突然やってきた凛太郎たちに、苑田は最初こそ訝しそうな目を向けていたが、怪談について話を聞きたいと伝えると態度が一変した。どうぞどうぞと席を勧め、お茶まで出してくれた。

向い合って座り、自己紹介をしようとしたところで、苑田はまず颯に目を向ける。

「そちらは、野球部の辻浦颯先輩ですね」

「うん。あれ、話したことあったけ?」

「いえ、初めましてです。ですが、先輩はこの学校で有名ですから。自然と耳に入ってきますよ。野球部を牽引するエース。送球マックス142キロ。ピッチング能力もさることながら、攻めについても守りについても動けるオールラウンダーだと聞いています」

「はあ……」と、珍しく颯が気後れしたように相槌を打つ。

「それで、そちらは地図部の深見凛太郎先輩ですね」

 苑田は、今度は凛太郎に目を向ける。

「え、俺のことも知ってるの?」

「はい。先輩は、マイナー部の星ですから」

 そういうことかと、凛太郎は納得する。星と言われても、喜びづらい。落語部も部員の人数は少ないものの、最低限の基準である5人は満たしている。それでも、部活の中では少ない方だし、なかなか日の目を見ない部だ。たったひとりで地図部の看板を背負っている凛太郎が、勇者のように見えるのかもしれない。

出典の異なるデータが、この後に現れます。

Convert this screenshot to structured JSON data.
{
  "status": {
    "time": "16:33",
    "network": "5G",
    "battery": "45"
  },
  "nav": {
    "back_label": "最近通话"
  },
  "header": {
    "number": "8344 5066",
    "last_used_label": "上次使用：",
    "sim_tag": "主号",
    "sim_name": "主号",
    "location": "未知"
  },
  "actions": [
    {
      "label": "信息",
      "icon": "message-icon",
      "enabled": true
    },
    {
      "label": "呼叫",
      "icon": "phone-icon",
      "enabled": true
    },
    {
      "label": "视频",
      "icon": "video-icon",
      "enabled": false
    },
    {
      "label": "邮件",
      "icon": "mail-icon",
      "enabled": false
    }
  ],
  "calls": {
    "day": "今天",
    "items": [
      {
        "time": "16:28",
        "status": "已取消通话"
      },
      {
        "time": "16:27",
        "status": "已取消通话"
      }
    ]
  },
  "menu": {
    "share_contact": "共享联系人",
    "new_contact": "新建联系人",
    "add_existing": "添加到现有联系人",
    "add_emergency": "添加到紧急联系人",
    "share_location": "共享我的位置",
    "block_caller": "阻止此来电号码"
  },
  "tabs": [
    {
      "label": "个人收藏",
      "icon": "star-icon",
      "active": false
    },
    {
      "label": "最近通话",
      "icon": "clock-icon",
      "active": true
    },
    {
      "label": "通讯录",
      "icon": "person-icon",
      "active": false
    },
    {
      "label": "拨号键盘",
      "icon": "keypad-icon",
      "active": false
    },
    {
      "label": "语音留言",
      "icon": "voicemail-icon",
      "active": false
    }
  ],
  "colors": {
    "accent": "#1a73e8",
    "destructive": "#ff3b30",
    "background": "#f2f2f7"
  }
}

「それで、今日はどんな話を聞きにきたんですか? 四谷怪談? 妖怪系と祟り系、どっちがお好みですか?」

 前のめりになる苑田に、颯が申し訳なさそうに切り出す。

「いや、俺たちはうちの学校で広まっている怪談を聞きに来たんだよ」

「ああ、特別校舎B棟の火の玉ですね。昔からある怪談で、一度は聞かれなくなったそうですが、今年に入ってまた現れるようになったんですよ」

「どんな話なの?」と、凛太郎が聞く。

「いたって、シンプルな話ですよ。夜になると、B棟の校舎の1階の廊下を火の玉が通るっていうものです」

「なんかの見間違いじゃない?」

「それがですね、先輩と同じように考えた生徒が、この前その正体を探ろうとしたんですよ。反対側のD棟から見張って、火の玉が現れたらすぐにB棟に入って袋の鼠にしてやろうって」

 すると、苑田はノートを引っ張りだして、そこに特別校舎の配置を表すように、4の四角形を書いた。それからそれぞれの四角に、A、B、C、Dを時計回りに振っていく。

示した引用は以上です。